We just can’t fix everything broken
Aristotle apparently worked out that nature abhors a vacuum. There are one or two vacuums I totally agree with Mother Nature about. At the moment we have in the shop a vacuum, that is a vacuum cleaner, which was donated in not going condition. According to the sticker on the handle it needs a new switch. Well we could take it to a repair place and spend $60 having it fixed and then have to sell it for $50, but where’s the profit?
Also looking for a fixer are four sets of Christmas lights that came in in a tangle like when the cat has been at the knitting. We managed to untangle them, it was not a quick job, and now we would like to ask the general public how you know which light bulbs need changing. We thought we might be able to make four busted ones into three going ones, but how do you know which of a hundred or so bulbs are still working?
We fix a lot of things at the Cheep Shop, clothing, toys, jewellery and bric-a-brac. We fixed a wonderful large pottery bowl, which looks like Wi Taepa’s work, but we don’t know. It looks okay, turn the repair to the wall and no one will ever know. We stitched up a flash backpack and it’s good to go. We moved all the buttons around on a jacket to get the pretty ones in the spotlight.
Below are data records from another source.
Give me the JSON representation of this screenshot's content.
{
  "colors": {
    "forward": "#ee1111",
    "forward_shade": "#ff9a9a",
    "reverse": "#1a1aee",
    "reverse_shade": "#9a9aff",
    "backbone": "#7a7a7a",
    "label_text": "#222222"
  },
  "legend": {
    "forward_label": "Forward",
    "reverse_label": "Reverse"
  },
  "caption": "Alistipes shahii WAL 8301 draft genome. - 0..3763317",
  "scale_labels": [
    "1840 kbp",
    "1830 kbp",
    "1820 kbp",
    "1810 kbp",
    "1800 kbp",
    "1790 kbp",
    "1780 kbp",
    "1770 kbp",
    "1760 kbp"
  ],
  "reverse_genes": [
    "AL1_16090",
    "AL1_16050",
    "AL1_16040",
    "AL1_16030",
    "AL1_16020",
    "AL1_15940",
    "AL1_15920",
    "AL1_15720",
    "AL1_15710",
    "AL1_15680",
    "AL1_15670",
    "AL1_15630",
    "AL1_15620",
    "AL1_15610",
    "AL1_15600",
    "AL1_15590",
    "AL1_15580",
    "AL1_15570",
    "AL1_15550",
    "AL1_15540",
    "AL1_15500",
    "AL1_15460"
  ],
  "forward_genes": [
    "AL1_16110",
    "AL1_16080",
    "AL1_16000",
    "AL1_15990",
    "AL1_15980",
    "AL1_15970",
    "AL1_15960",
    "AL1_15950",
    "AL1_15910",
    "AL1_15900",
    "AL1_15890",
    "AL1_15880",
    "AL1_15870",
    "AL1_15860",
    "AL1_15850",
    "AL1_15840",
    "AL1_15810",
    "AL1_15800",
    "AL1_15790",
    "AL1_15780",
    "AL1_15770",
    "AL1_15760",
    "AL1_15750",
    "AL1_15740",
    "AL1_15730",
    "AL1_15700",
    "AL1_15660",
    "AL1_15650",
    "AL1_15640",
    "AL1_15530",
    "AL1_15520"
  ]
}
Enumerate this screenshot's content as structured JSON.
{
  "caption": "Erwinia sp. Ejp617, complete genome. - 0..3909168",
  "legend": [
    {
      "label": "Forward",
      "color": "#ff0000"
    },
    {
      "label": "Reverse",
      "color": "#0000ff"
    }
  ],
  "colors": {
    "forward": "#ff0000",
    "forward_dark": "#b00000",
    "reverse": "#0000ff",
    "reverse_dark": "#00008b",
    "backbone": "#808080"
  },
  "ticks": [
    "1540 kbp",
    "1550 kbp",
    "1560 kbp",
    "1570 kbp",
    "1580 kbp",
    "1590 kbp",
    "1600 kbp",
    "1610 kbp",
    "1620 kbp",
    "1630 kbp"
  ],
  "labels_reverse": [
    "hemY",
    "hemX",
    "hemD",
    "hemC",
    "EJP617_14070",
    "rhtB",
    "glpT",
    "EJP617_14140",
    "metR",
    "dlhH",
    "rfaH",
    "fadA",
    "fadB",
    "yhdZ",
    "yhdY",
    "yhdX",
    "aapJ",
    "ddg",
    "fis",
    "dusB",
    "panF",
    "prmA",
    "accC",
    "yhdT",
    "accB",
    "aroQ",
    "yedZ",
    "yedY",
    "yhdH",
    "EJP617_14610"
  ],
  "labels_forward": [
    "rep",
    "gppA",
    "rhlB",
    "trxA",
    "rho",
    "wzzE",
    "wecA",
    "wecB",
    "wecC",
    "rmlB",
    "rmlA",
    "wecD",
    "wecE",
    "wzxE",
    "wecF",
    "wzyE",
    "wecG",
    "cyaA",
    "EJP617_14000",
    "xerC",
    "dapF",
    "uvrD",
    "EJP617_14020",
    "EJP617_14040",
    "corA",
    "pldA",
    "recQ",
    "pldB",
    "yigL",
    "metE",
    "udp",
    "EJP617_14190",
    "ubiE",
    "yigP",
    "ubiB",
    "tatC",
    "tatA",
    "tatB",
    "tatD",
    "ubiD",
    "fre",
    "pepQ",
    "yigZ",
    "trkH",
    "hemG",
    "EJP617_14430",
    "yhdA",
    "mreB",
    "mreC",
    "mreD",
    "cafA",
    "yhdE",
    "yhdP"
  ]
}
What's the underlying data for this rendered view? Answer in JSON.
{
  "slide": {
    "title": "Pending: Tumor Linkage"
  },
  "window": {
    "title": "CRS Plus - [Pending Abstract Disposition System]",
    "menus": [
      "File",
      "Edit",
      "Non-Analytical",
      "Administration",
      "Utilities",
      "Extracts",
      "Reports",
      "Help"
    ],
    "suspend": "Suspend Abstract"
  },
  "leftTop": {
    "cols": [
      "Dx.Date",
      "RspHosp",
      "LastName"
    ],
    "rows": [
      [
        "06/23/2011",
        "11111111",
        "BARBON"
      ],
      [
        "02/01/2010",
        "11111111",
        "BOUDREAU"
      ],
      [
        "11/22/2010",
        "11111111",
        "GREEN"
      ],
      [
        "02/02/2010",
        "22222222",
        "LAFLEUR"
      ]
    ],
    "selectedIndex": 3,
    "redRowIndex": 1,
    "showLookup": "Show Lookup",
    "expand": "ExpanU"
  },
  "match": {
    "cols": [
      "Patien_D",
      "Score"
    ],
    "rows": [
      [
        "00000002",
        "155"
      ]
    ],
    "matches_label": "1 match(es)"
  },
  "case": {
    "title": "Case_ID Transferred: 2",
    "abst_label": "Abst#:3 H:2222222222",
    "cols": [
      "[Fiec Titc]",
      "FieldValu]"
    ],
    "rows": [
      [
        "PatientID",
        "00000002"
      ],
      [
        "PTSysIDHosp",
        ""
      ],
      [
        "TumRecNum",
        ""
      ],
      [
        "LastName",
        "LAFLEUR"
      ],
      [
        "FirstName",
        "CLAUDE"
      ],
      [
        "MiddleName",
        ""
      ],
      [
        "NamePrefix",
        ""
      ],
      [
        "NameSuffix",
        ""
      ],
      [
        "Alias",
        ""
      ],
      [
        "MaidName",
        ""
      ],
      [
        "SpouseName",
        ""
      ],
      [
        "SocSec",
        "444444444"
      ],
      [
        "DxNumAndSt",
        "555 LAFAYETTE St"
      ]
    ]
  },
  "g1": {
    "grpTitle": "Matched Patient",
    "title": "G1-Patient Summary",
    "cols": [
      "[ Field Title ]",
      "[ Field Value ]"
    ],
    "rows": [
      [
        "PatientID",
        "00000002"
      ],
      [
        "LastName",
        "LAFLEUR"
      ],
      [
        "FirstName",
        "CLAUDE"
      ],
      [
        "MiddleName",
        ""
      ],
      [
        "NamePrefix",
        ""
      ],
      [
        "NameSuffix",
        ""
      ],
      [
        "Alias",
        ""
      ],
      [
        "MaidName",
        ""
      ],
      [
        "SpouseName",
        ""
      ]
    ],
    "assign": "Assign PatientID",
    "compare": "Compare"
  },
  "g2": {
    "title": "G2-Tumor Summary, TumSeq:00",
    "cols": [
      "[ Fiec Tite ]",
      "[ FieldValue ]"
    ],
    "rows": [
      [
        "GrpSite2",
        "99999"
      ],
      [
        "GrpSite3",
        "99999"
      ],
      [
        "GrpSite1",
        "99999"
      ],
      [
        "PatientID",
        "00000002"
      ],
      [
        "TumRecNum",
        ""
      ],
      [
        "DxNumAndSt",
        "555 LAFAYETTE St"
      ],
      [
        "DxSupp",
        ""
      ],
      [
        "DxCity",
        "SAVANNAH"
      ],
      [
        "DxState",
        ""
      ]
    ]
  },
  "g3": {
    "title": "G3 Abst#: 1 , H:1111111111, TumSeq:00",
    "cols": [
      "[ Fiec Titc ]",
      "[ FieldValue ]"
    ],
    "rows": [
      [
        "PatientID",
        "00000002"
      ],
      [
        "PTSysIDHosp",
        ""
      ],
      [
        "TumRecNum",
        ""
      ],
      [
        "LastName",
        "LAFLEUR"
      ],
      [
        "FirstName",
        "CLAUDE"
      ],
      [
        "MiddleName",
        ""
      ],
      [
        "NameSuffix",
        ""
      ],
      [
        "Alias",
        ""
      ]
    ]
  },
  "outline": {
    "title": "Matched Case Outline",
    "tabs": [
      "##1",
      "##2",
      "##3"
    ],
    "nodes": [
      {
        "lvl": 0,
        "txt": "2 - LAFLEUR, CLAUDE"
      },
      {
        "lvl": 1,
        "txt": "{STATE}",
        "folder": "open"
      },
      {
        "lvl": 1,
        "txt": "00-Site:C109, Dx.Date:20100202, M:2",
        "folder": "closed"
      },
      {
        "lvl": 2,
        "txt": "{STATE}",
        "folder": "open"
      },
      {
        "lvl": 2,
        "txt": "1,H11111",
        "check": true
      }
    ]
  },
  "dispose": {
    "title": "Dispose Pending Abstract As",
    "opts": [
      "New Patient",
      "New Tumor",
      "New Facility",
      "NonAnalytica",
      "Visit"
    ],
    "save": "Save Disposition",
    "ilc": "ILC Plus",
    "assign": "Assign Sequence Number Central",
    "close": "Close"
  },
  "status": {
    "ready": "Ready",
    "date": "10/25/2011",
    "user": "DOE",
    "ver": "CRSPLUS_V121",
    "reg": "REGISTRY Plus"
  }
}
A couple of months ago we had a customer we felt very sad we couldn’t fix. We debated for a long time if he was our responsibility or not. He came rushing into the shop and looked in our free clothing bin, and told us he had to change his clothes because they were after him. They were after him because he had spoken to God, and God looked just like Father Christmas. We gave him a complete set of outerwear, including a beanie to cover his blond hair, from the free box and he rushed off. We told him to take care.
We have deep, philosophical discussions in the quiet time between customers, and “Take care” has been the topic more than once. Are we all so convinced that it’s a dangerous and scary world out there and we need to be on our guard all the time? Now, there’s something needs fixing.